Home again from Montana.
A different and greyer light. A heaviness, square and plodding and certain. A house to call our own, a village we are familiar with. We step back into tasks we had left behind, step back into life as we left it, head to work.
After a week away, the familiar is less familiar; the different is less different. Travel broadens a fellow, and so does living fully in the moment, here, now. Can I live fully in this little stretch of Wisconsin now, finding my full measure of joy in it? I hope so. It is okay for the farm boy to love the mountains; but it is also good to come home to familiar light, a sky I recognize. Fairwater is not rimmed by mountains the way Missoula, Montana, is. The sky does not reach forever in all directions but holds a certain German squareness. It is okay to love the mountains; it is better to come home.
Those clouds we flew over yesterday: they are above us today. There is blue sky following. The Missouri river divided blue sky from cloud for us yesterday. What shall divide them today? Shall we even be able to see the dividing line from this perspective, to think such thoughts?

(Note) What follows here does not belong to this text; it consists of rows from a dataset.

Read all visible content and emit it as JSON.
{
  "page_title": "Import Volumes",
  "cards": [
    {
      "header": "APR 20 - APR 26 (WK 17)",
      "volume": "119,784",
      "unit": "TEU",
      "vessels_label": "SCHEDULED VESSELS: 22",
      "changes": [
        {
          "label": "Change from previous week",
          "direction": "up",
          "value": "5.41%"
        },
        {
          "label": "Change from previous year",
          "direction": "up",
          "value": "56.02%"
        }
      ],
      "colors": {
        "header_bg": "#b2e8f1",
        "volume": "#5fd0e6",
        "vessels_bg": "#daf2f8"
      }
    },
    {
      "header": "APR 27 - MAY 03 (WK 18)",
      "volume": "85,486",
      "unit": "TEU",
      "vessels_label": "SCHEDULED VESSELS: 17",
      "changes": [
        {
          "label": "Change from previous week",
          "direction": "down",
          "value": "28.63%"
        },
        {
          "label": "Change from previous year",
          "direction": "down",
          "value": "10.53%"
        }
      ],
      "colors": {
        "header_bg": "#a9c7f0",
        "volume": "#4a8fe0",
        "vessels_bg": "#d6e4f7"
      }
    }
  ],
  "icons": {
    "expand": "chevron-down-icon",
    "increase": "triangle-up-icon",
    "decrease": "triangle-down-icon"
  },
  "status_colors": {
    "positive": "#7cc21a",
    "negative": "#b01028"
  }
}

It is not a summer day, but it is not sharply chilled either. Moisture on the windshield, the smell of autumn leaves, the smell of home.
A wet landscape - some rain last night, apparently. Leaves have been falling - the trees are a thinner though still colorful fabric now. The clouds to the east along Lake Michigan are doubled and re-doubled on themselves, and icy blue. A field of corn has been harvested; another one, too, farther on. The soy beans near Five Corners have been taken and the fields have already been tilled. North of Five Corners, a woman drives a John Deere tractor, heading south towards me, pulling two wagons. She is a farm wife. She is serious. I recognize the determination on her face. I am home. I am with my people.